1433:需要に遭遇しよう。
しかし相変わらず、カトリーヌさんは静かだな……
と思ったら、さりげなくロシェさんの方について行ってる。
あぁ、一人でも何事も無いだろうけど一応って事かな?
ドアが閉まる前に、「こちらはお任せください」って顔で頷いてたし。
……カトリーヌさんに任せると、阻止するんじゃなくて代わりに自分がとかやりそうで怖いんだけど、まぁ大丈夫だろう。多分。
「それじゃ、私達も行きましょう」
「あ、はい」
話だけならここでも出来るけど、用件を考えると結局色々必要になるし、その方が良いだろう。
「……いや、なんでこのタイミングで餌付けしてるんですか」
「うふふ。仲良くしましょうねーってね?」
ほらいくよーとシェラ達の方を振り向いてみたら、下から出てきたちっちゃいジェイさんに細かく切った野菜を貰ってた。

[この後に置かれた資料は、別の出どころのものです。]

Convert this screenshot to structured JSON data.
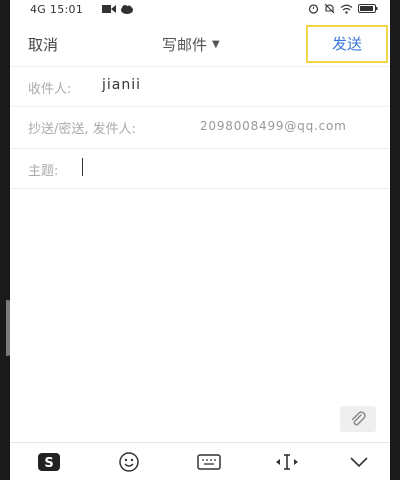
{
  "status_bar": {
    "network": "4G",
    "time": "15:01"
  },
  "header": {
    "cancel_label": "取消",
    "title": "写邮件",
    "send_label": "发送",
    "highlight_color": "#f2d34a",
    "send_color": "#3b78d9"
  },
  "compose": {
    "to_label": "收件人:",
    "to_value": "jianii",
    "cc_label": "抄送/密送, 发件人:",
    "cc_value": "2098008499@qq.com",
    "subject_label": "主题:",
    "subject_value": ""
  },
  "icons": {
    "attach": "paperclip-icon",
    "keyboard_logo": "sogou-s-icon",
    "emoji": "smiley-icon",
    "keyboard": "keyboard-icon",
    "cursor_move": "text-cursor-arrows-icon",
    "collapse": "chevron-down-icon"
  }
}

うん、まぁ最初の印象が大事ってのはそうだと思うけどさ。
そう思ってるならぴーちゃん達にも無駄に……というか必要以上に警戒させなかったら良かったんじゃないかな。
今も喜びつつも警戒心は全然消えてないし。
食べ終わるまで待とうかと思ったらぽりぽり食べながら普通に歩いてきたので、まぁ良いかとそのまま移動してジェイさんの部屋へ。
「で、用件なんですけど」
「あらあら、せっかちさんねぇ」
「いや、何を言われても良い様に色々出しながら言われても……」
「うふふ。そうねぇ、私も人の事は言えないわねぇ」
どう考えても要らないだろって物まで出てきてるぞ。
いや、私には何に使うのかもよく解らないから、もしかしたらって事も有るのかもしれないけどさ。
「まぁ簡単に言うと、こんなのが生えてきまして」
生えたって表現で良いのかは判らないけど、そこは気にしないでおくとして。
舌の先から口吻……だっけ? をにゅいーっと伸ばしてジェイさんに見せてみる。
「あらあらまぁまぁ、お揃いね?」
「いや、違いますけど……」
これは触手ではないぞ。
割と自由に動かせたりはするけど、少なくともジェイさんのそれとは多分違うぞ。
……いや、否定されたからってわざわざ擬態してお揃いにしなくて良いから。
それをされると大体の生き物はジェイさんとお揃いだよ。
「で、こっちが本題なんですけど、ここから麻酔薬が出せる様になった……んですよ」
……いやジェイさん、無言でにっこり微笑みながら容器を出してくるのはやめてくれないかな。
普段以上の本気を感じてかなり怖いぞ。
「あ、ただどうも揮発性が高いというかすぐに蒸発…… あ、はい」
普通のビーカーっぽい物を出されたから特性を言ってみたら、即座に薄いゴム製っぽい袋が差し出された。
空気を抜かれてぺったんこな状態で、口の部分にガラス製の筒がくっつけてあるのかな?
なんか笛付きの風船みたいな見た目だな。
反対側にもゴムの膜で蓋がされてるけど。
……というかジェイさん、研究の分野的にすっごい欲しい品って事なんだろうけど、怖いからせめて何か喋ってほしいよ。